Breakthrough Role: The Mummy
Her film breakthrough came with her starring role as Evelyn Carnahan in the Hollywood action films “The Mummy” (1999) and “The Mummy Returns” (2001).
Weisz starred in several films of the 2000s, including “Enemy at the Gates” (2001), “About a Boy” (2002), “Constantine” (2005), “The Fountain” (2006), and “The Lovely Bones” (2009).
For her performance as a murdered activist in the 2005 thriller “The Constant Gardener,” she won the Best Supporting Actress Oscar.
For playing Blanche DuBois in a 2009 revival of “A Streetcar Named Desire,” she won the Laurence Olivier Award for Best Actress.
In the 2010s, Weisz continued to star in big-budget films such as the action film The Bourne Legacy (2012) and the fantasy film Oz the Great and Powerful (2013), and garnered critical acclaim for her performances in the independent films The Deep Blue Sea (2011) and The Favourite (2018).
For her portrayal of Sarah Churchill in The Favourite, she won the BAFTA Award for Best Actress in a Supporting Role and received a second Oscar nomination.
Marriage:
Weisz was engaged to filmmaker Darren Aronofsky from 2005 to 2010. She married actor Daniel Craig in 2011 and became a naturalised U.S. citizen the same year.
Weisz was born in Westminster, London, and grew up in Hampstead Garden Suburb.
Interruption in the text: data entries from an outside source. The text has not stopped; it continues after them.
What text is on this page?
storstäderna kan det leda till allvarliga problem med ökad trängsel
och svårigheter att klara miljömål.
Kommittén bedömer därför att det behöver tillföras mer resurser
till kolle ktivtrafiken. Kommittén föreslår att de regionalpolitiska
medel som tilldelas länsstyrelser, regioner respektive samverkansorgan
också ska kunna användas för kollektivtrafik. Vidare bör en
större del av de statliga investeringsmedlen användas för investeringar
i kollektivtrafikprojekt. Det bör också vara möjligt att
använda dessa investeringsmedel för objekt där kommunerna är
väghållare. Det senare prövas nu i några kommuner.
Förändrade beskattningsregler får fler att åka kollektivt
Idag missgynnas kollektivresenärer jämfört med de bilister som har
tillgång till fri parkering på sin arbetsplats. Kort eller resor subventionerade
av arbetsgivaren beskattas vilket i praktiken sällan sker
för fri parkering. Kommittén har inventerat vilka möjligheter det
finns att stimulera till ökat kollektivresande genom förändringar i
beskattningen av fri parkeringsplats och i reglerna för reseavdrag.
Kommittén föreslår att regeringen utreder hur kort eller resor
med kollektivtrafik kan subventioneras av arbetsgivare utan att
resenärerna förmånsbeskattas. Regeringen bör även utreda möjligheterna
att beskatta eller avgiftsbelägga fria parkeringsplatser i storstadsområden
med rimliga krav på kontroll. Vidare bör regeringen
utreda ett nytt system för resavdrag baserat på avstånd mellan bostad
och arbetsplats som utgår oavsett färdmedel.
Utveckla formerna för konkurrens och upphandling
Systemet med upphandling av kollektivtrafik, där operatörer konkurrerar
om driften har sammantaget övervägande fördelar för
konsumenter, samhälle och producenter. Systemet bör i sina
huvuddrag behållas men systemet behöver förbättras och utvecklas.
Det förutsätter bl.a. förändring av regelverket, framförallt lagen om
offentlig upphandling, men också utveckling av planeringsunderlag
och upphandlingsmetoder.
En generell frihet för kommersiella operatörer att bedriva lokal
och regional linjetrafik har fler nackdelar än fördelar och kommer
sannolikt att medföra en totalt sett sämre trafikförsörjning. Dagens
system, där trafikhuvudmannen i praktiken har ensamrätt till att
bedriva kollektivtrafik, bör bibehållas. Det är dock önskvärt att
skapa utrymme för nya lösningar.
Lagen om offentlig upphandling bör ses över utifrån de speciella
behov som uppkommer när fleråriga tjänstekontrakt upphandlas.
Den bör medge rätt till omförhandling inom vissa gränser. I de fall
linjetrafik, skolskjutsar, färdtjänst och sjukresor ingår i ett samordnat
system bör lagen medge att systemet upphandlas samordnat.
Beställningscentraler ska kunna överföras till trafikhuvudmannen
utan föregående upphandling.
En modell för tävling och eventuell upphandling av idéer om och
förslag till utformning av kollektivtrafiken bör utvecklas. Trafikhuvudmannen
Her father, George Weisz is a Hungarian mechanical engineer, and her mother, Edith Ruth, was a teacher-turned-psychotherapist originally from Vienna. Her parents both emigrated to the UK as children around 1938, prior to the outbreak of World War II, in order to escape the Nazis.
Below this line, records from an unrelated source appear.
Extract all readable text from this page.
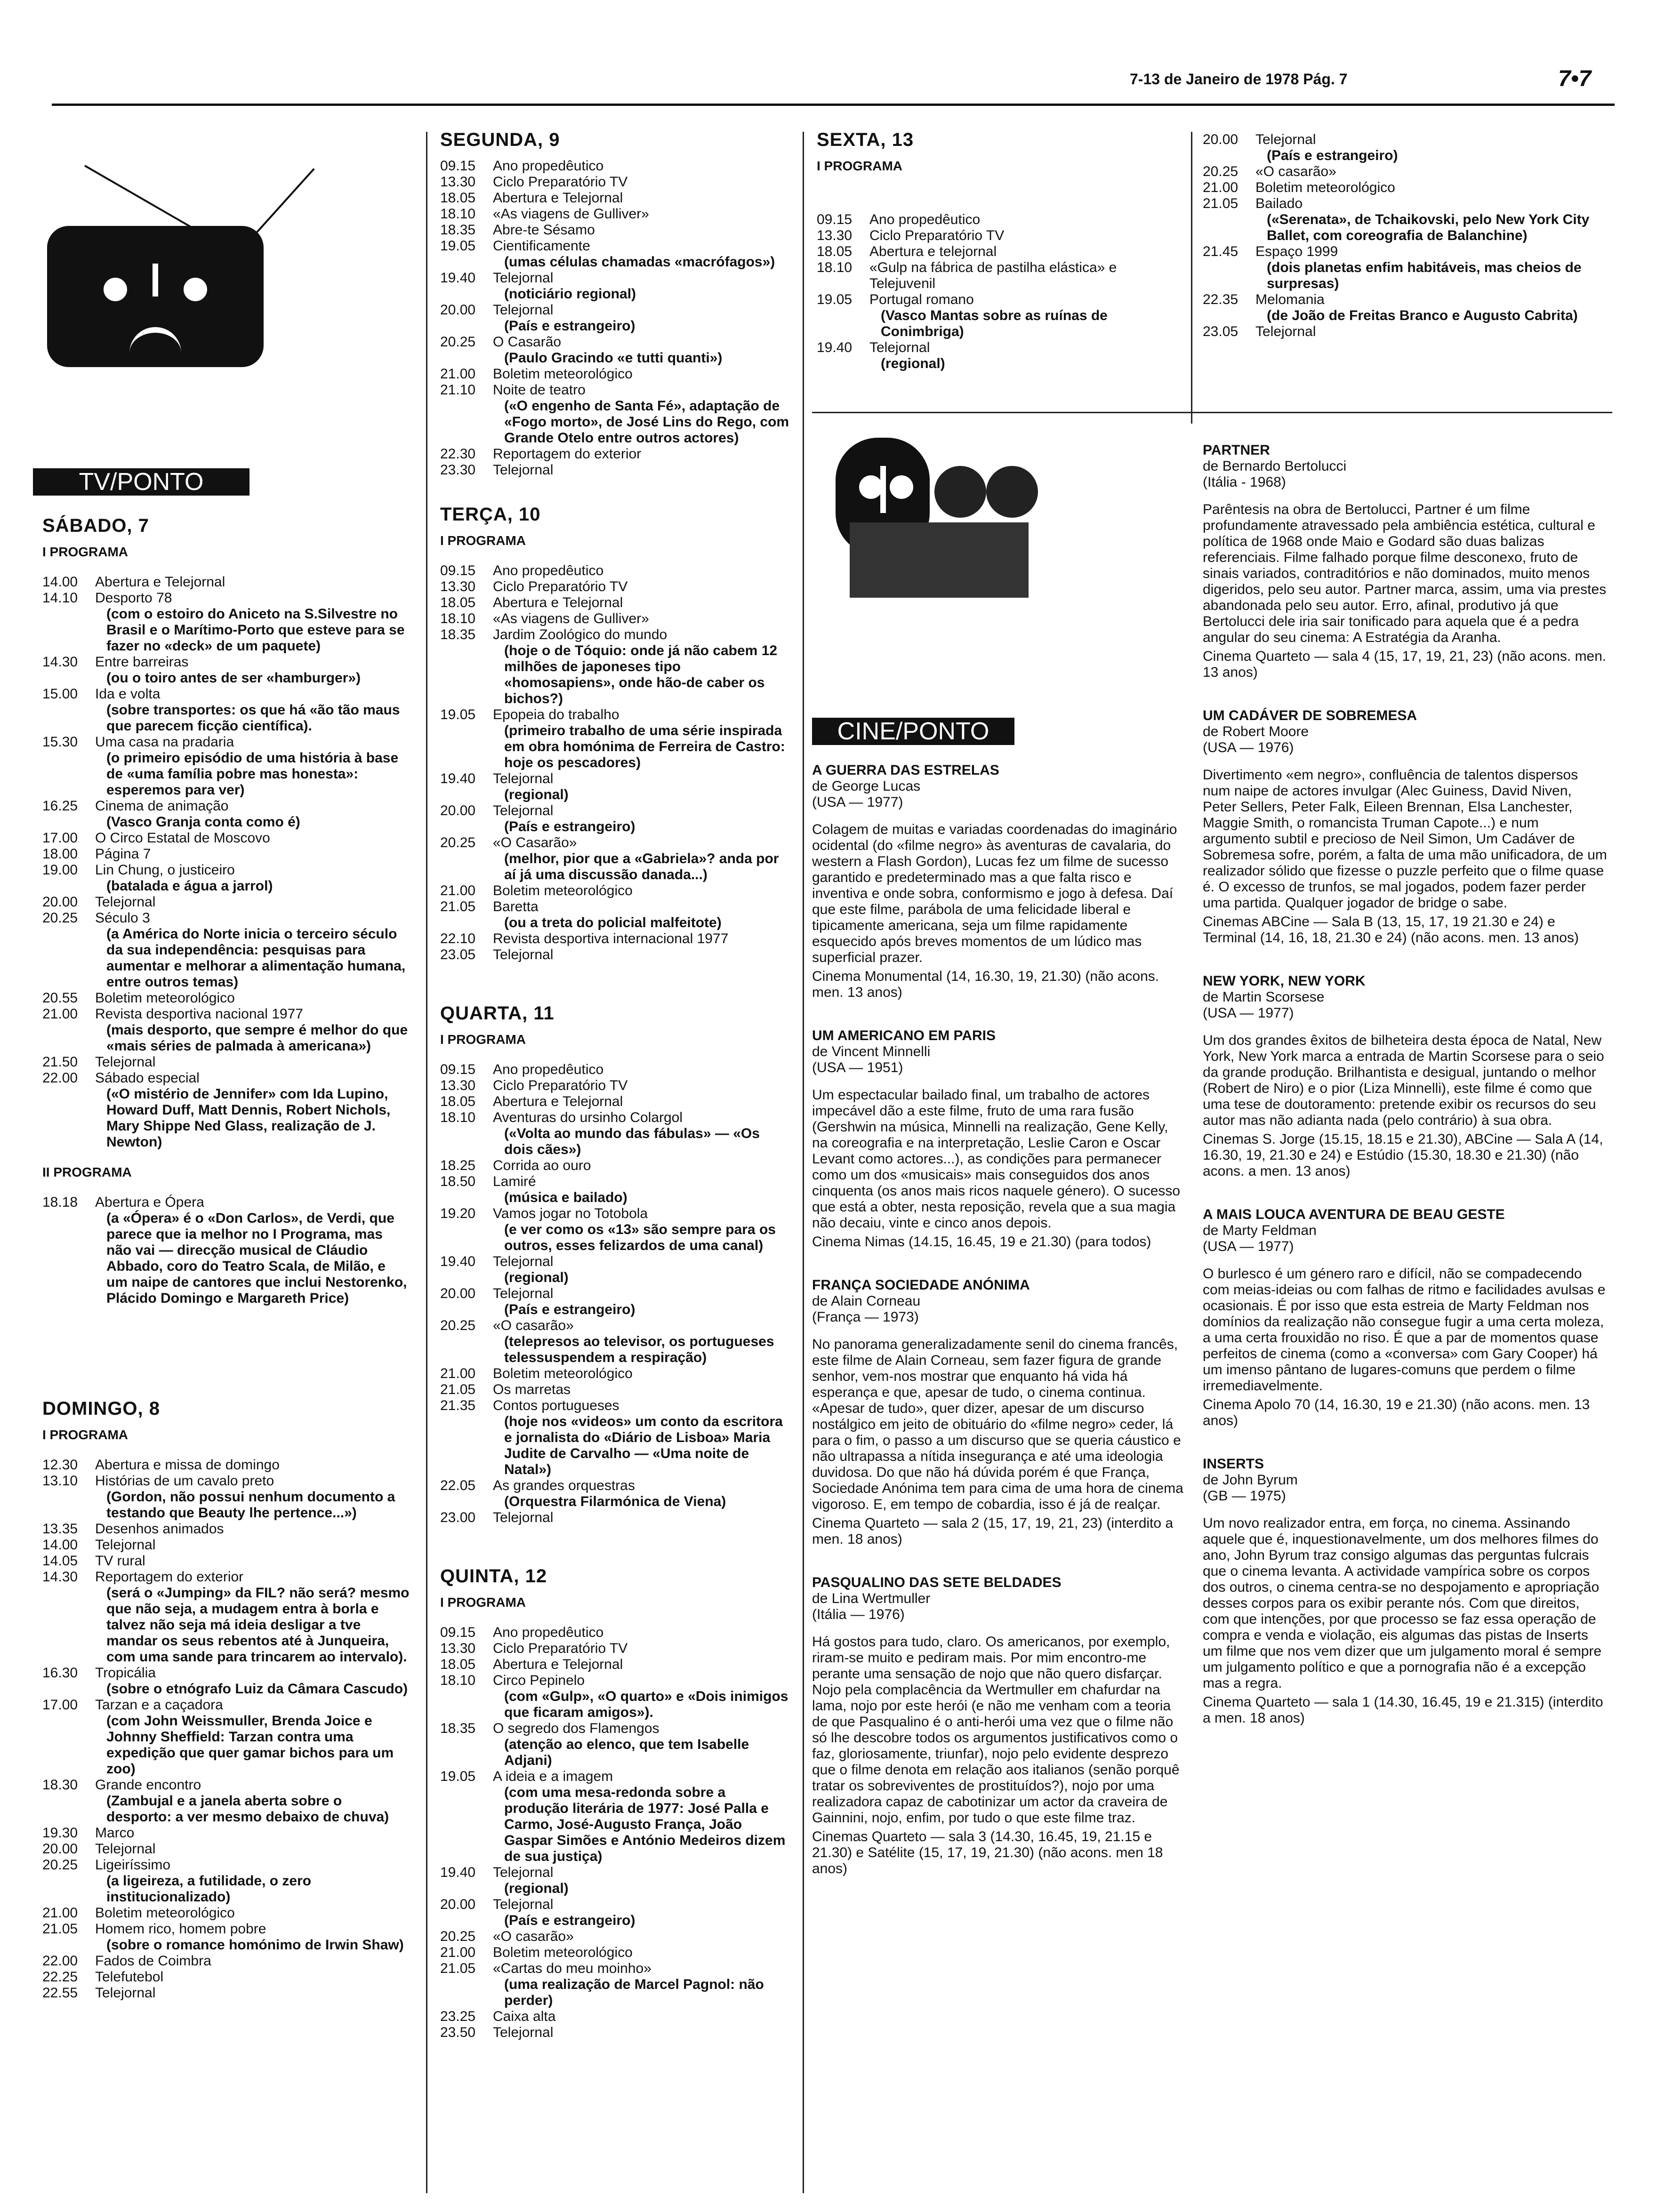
7-13 de Janeiro de 1978 Pág. 7	7•7
TV/PONTO
SÁBADO, 7
I PROGRAMA
14.00	Abertura e Telejornal
14.10	Desporto 78
(com o estoiro do Aniceto na S.Silvestre no Brasil e o Marítimo-Porto que esteve para se fazer no «deck» de um paquete)
14.30	Entre barreiras
(ou o toiro antes de ser «hamburger»)
15.00	Ida e volta
(sobre transportes: os que há «ão tão maus que parecem ficção científica).
15.30	Uma casa na pradaria
(o primeiro episódio de uma história à base de «uma família pobre mas honesta»: esperemos para ver)
16.25	Cinema de animação
(Vasco Granja conta como é)
17.00	O Circo Estatal de Moscovo
18.00	Página 7
19.00	Lin Chung, o justiceiro
(batalada e água a jarrol)
20.00	Telejornal
20.25	Século 3
(a América do Norte inicia o terceiro século da sua independência: pesquisas para aumentar e melhorar a alimentação humana, entre outros temas)
20.55	Boletim meteorológico
21.00	Revista desportiva nacional 1977
(mais desporto, que sempre é melhor do que «mais séries de palmada à americana»)
21.50	Telejornal
22.00	Sábado especial
(«O mistério de Jennifer» com Ida Lupino, Howard Duff, Matt Dennis, Robert Nichols, Mary Shippe Ned Glass, realização de J. Newton)
II PROGRAMA
18.18	Abertura e Ópera
(a «Ópera» é o «Don Carlos», de Verdi, que parece que ia melhor no I Programa, mas não vai — direcção musical de Cláudio Abbado, coro do Teatro Scala, de Milão, e um naipe de cantores que inclui Nestorenko, Plácido Domingo e Margareth Price)
DOMINGO, 8
I PROGRAMA
12.30	Abertura e missa de domingo
13.10	Histórias de um cavalo preto
(Gordon, não possui nenhum documento a testando que Beauty lhe pertence...»)
13.35	Desenhos animados
14.00	Telejornal
14.05	TV rural
14.30	Reportagem do exterior
(será o «Jumping» da FIL? não será? mesmo que não seja, a mudagem entra à borla e talvez não seja má ideia desligar a tve mandar os seus rebentos até à Junqueira, com uma sande para trincarem ao intervalo).
16.30	Tropicália
(sobre o etnógrafo Luiz da Câmara Cascudo)
17.00	Tarzan e a caçadora
(com John Weissmuller, Brenda Joice e Johnny Sheffield: Tarzan contra uma expedição que quer gamar bichos para um zoo)
18.30	Grande encontro
(Zambujal e a janela aberta sobre o desporto: a ver mesmo debaixo de chuva)
19.30	Marco
20.00	Telejornal
20.25	Ligeiríssimo
(a ligeireza, a futilidade, o zero institucionalizado)
21.00	Boletim meteorológico
21.05	Homem rico, homem pobre
(sobre o romance homónimo de Irwin Shaw)
22.00	Fados de Coimbra
22.25	Telefutebol
22.55	Telejornal
SEGUNDA, 9
09.15	Ano propedêutico
13.30	Ciclo Preparatório TV
18.05	Abertura e Telejornal
18.10	«As viagens de Gulliver»
18.35	Abre-te Sésamo
19.05	Cientificamente
(umas células chamadas «macrófagos»)
19.40	Telejornal
(noticiário regional)
20.00	Telejornal
(País e estrangeiro)
20.25	O Casarão
(Paulo Gracindo «e tutti quanti»)
21.00	Boletim meteorológico
21.10	Noite de teatro
(«O engenho de Santa Fé», adaptação de «Fogo morto», de José Lins do Rego, com Grande Otelo entre outros actores)
22.30	Reportagem do exterior
23.30	Telejornal
TERÇA, 10
I PROGRAMA
09.15	Ano propedêutico
13.30	Ciclo Preparatório TV
18.05	Abertura e Telejornal
18.10	«As viagens de Gulliver»
18.35	Jardim Zoológico do mundo
(hoje o de Tóquio: onde já não cabem 12 milhões de japoneses tipo «homosapiens», onde hão-de caber os bichos?)
19.05	Epopeia do trabalho
(primeiro trabalho de uma série inspirada em obra homónima de Ferreira de Castro: hoje os pescadores)
19.40	Telejornal
(regional)
20.00	Telejornal
(País e estrangeiro)
20.25	«O Casarão»
(melhor, pior que a «Gabriela»? anda por aí já uma discussão danada...)
21.00	Boletim meteorológico
21.05	Baretta
(ou a treta do policial malfeitote)
22.10	Revista desportiva internacional 1977
23.05	Telejornal
QUARTA, 11
I PROGRAMA
09.15	Ano propedêutico
13.30	Ciclo Preparatório TV
18.05	Abertura e Telejornal
18.10	Aventuras do ursinho Colargol
(«Volta ao mundo das fábulas» — «Os dois cães»)
18.25	Corrida ao ouro
18.50	Lamiré
(música e bailado)
19.20	Vamos jogar no Totobola
(e ver como os «13» são sempre para os outros, esses felizardos de uma canal)
19.40	Telejornal
(regional)
20.00	Telejornal
(País e estrangeiro)
20.25	«O casarão»
(telepresos ao televisor, os portugueses telessuspendem a respiração)
21.00	Boletim meteorológico
21.05	Os marretas
21.35	Contos portugueses
(hoje nos «videos» um conto da escritora e jornalista do «Diário de Lisboa» Maria Judite de Carvalho — «Uma noite de Natal»)
22.05	As grandes orquestras
(Orquestra Filarmónica de Viena)
23.00	Telejornal
QUINTA, 12
I PROGRAMA
09.15	Ano propedêutico
13.30	Ciclo Preparatório TV
18.05	Abertura e Telejornal
18.10	Circo Pepinelo
(com «Gulp», «O quarto» e «Dois inimigos que ficaram amigos»).
18.35	O segredo dos Flamengos
(atenção ao elenco, que tem Isabelle Adjani)
19.05	A ideia e a imagem
(com uma mesa-redonda sobre a produção literária de 1977: José Palla e Carmo, José-Augusto França, João Gaspar Simões e António Medeiros dizem de sua justiça)
19.40	Telejornal
(regional)
20.00	Telejornal
(País e estrangeiro)
20.25	«O casarão»
21.00	Boletim meteorológico
21.05	«Cartas do meu moinho»
(uma realização de Marcel Pagnol: não perder)
23.25	Caixa alta
23.50	Telejornal
SEXTA, 13
I PROGRAMA
09.15	Ano propedêutico
13.30	Ciclo Preparatório TV
18.05	Abertura e telejornal
18.10	«Gulp na fábrica de pastilha elástica» e Telejuvenil
19.05	Portugal romano
(Vasco Mantas sobre as ruínas de Conimbriga)
19.40	Telejornal
(regional)
20.00	Telejornal
(País e estrangeiro)
20.25	«O casarão»
21.00	Boletim meteorológico
21.05	Bailado
(«Serenata», de Tchaikovski, pelo New York City Ballet, com coreografia de Balanchine)
21.45	Espaço 1999
(dois planetas enfim habitáveis, mas cheios de surpresas)
22.35	Melomania
(de João de Freitas Branco e Augusto Cabrita)
23.05	Telejornal
CINE/PONTO
A GUERRA DAS ESTRELAS
de George Lucas
(USA — 1977)
Colagem de muitas e variadas coordenadas do imaginário ocidental (do «filme negro» às aventuras de cavalaria, do western a Flash Gordon), Lucas fez um filme de sucesso garantido e predeterminado mas a que falta risco e inventiva e onde sobra, conformismo e jogo à defesa. Daí que este filme, parábola de uma felicidade liberal e tipicamente americana, seja um filme rapidamente esquecido após breves momentos de um lúdico mas superficial prazer.
Cinema Monumental (14, 16.30, 19, 21.30) (não acons. men. 13 anos)
UM AMERICANO EM PARIS
de Vincent Minnelli
(USA — 1951)
Um espectacular bailado final, um trabalho de actores impecável dão a este filme, fruto de uma rara fusão (Gershwin na música, Minnelli na realização, Gene Kelly, na coreografia e na interpretação, Leslie Caron e Oscar Levant como actores...), as condições para permanecer como um dos «musicais» mais conseguidos dos anos cinquenta (os anos mais ricos naquele género). O sucesso que está a obter, nesta reposição, revela que a sua magia não decaiu, vinte e cinco anos depois.
Cinema Nimas (14.15, 16.45, 19 e 21.30) (para todos)
FRANÇA SOCIEDADE ANÓNIMA
de Alain Corneau
(França — 1973)
No panorama generalizadamente senil do cinema francês, este filme de Alain Corneau, sem fazer figura de grande senhor, vem-nos mostrar que enquanto há vida há esperança e que, apesar de tudo, o cinema continua. «Apesar de tudo», quer dizer, apesar de um discurso nostálgico em jeito de obituário do «filme negro» ceder, lá para o fim, o passo a um discurso que se queria cáustico e não ultrapassa a nítida insegurança e até uma ideologia duvidosa. Do que não há dúvida porém é que França, Sociedade Anónima tem para cima de uma hora de cinema vigoroso. E, em tempo de cobardia, isso é já de realçar.
Cinema Quarteto — sala 2 (15, 17, 19, 21, 23) (interdito a men. 18 anos)
PASQUALINO DAS SETE BELDADES
de Lina Wertmuller
(Itália — 1976)
Há gostos para tudo, claro. Os americanos, por exemplo, riram-se muito e pediram mais. Por mim encontro-me perante uma sensação de nojo que não quero disfarçar. Nojo pela complacência da Wertmuller em chafurdar na lama, nojo por este herói (e não me venham com a teoria de que Pasqualino é o anti-herói uma vez que o filme não só lhe descobre todos os argumentos justificativos como o faz, gloriosamente, triunfar), nojo pelo evidente desprezo que o filme denota em relação aos italianos (senão porquê tratar os sobreviventes de prostituídos?), nojo por uma realizadora capaz de cabotinizar um actor da craveira de Gainnini, nojo, enfim, por tudo o que este filme traz.
Cinemas Quarteto — sala 3 (14.30, 16.45, 19, 21.15 e 21.30) e Satélite (15, 17, 19, 21.30) (não acons. men 18 anos)
PARTNER
de Bernardo Bertolucci
(Itália - 1968)
Parêntesis na obra de Bertolucci, Partner é um filme profundamente atravessado pela ambiência estética, cultural e política de 1968 onde Maio e Godard são duas balizas referenciais. Filme falhado porque filme desconexo, fruto de sinais variados, contraditórios e não dominados, muito menos digeridos, pelo seu autor. Partner marca, assim, uma via prestes abandonada pelo seu autor. Erro, afinal, produtivo já que Bertolucci dele iria sair tonificado para aquela que é a pedra angular do seu cinema: A Estratégia da Aranha.
Cinema Quarteto — sala 4 (15, 17, 19, 21, 23) (não acons. men. 13 anos)
UM CADÁVER DE SOBREMESA
de Robert Moore
(USA — 1976)
Divertimento «em negro», confluência de talentos dispersos num naipe de actores invulgar (Alec Guiness, David Niven, Peter Sellers, Peter Falk, Eileen Brennan, Elsa Lanchester, Maggie Smith, o romancista Truman Capote...) e num argumento subtil e precioso de Neil Simon, Um Cadáver de Sobremesa sofre, porém, a falta de uma mão unificadora, de um realizador sólido que fizesse o puzzle perfeito que o filme quase é. O excesso de trunfos, se mal jogados, podem fazer perder uma partida. Qualquer jogador de bridge o sabe.
Cinemas ABCine — Sala B (13, 15, 17, 19 21.30 e 24) e Terminal (14, 16, 18, 21.30 e 24) (não acons. men. 13 anos)
NEW YORK, NEW YORK
de Martin Scorsese
(USA — 1977)
Um dos grandes êxitos de bilheteira desta época de Natal, New York, New York marca a entrada de Martin Scorsese para o seio da grande produção. Brilhantista e desigual, juntando o melhor (Robert de Niro) e o pior (Liza Minnelli), este filme é como que uma tese de doutoramento: pretende exibir os recursos do seu autor mas não adianta nada (pelo contrário) à sua obra.
Cinemas S. Jorge (15.15, 18.15 e 21.30), ABCine — Sala A (14, 16.30, 19, 21.30 e 24) e Estúdio (15.30, 18.30 e 21.30) (não acons. a men. 13 anos)
A MAIS LOUCA AVENTURA DE BEAU GESTE
de Marty Feldman
(USA — 1977)
O burlesco é um género raro e difícil, não se compadecendo com meias-ideias ou com falhas de ritmo e facilidades avulsas e ocasionais. É por isso que esta estreia de Marty Feldman nos domínios da realização não consegue fugir a uma certa moleza, a uma certa frouxidão no riso. É que a par de momentos quase perfeitos de cinema (como a «conversa» com Gary Cooper) há um imenso pântano de lugares-comuns que perdem o filme irremediavelmente.
Cinema Apolo 70 (14, 16.30, 19 e 21.30) (não acons. men. 13 anos)
INSERTS
de John Byrum
(GB — 1975)
Um novo realizador entra, em força, no cinema. Assinando aquele que é, inquestionavelmente, um dos melhores filmes do ano, John Byrum traz consigo algumas das perguntas fulcrais que o cinema levanta. A actividade vampírica sobre os corpos dos outros, o cinema centra-se no despojamento e apropriação desses corpos para os exibir perante nós. Com que direitos, com que intenções, por que processo se faz essa operação de compra e venda e violação, eis algumas das pistas de Inserts um filme que nos vem dizer que um julgamento moral é sempre um julgamento político e que a pornografia não é a excepção mas a regra.
Cinema Quarteto — sala 1 (14.30, 16.45, 19 e 21.315) (interdito a men. 18 anos)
George Weisz was from a Jewish family, Edith Weisz’s paternal ancestry was Austrian-Jewish; her maternal ancestry was Viennese. The scholar and social activist James Parkes helped her mother’s family to leave Austria for England. Weisz’s mother was raised in the Catholic church, and formally converted to Judaism upon marrying Weisz’s father. Weisz’s maternal grandfather was Alexander Teich, a Jewish activist who had been a secretary of the World Union of Jewish Students. Her younger sister, Minnie Weisz, is a visual artist.
Weisz’s parents valued the arts and encouraged their children to form opinions of their own by engaging their participation in family debates. Weisz left North London Collegiate School and attended Benenden School for one year, completing A-levels at St Paul’s Girls School.
Modelling at 14
Known for being a so-called “English rose,” Weisz began modelling at the age of 14.
In 1984, she gained public attention when she turned down an offer to star in King David with Richard Gere.
Weisz went to Trinity Hall, Cambridge, where she read English. She graduated with upper second-class honors. During her university years she was a contemporary of Sacha Baron Cohen, Alexander Armstrong, Sue Perkins, Mel Giedroyc, Richard Osman, and Ben Miller (whom she briefly dated).
She appeared in various student dramatic productions, co-founding a student drama group called Cambridge Talking Tongues. The group won a Guardian Student Drama Award at the 1991 Edinburgh Festival Fringe for an improvised piece called “Slight Possession,” directed by David Farr.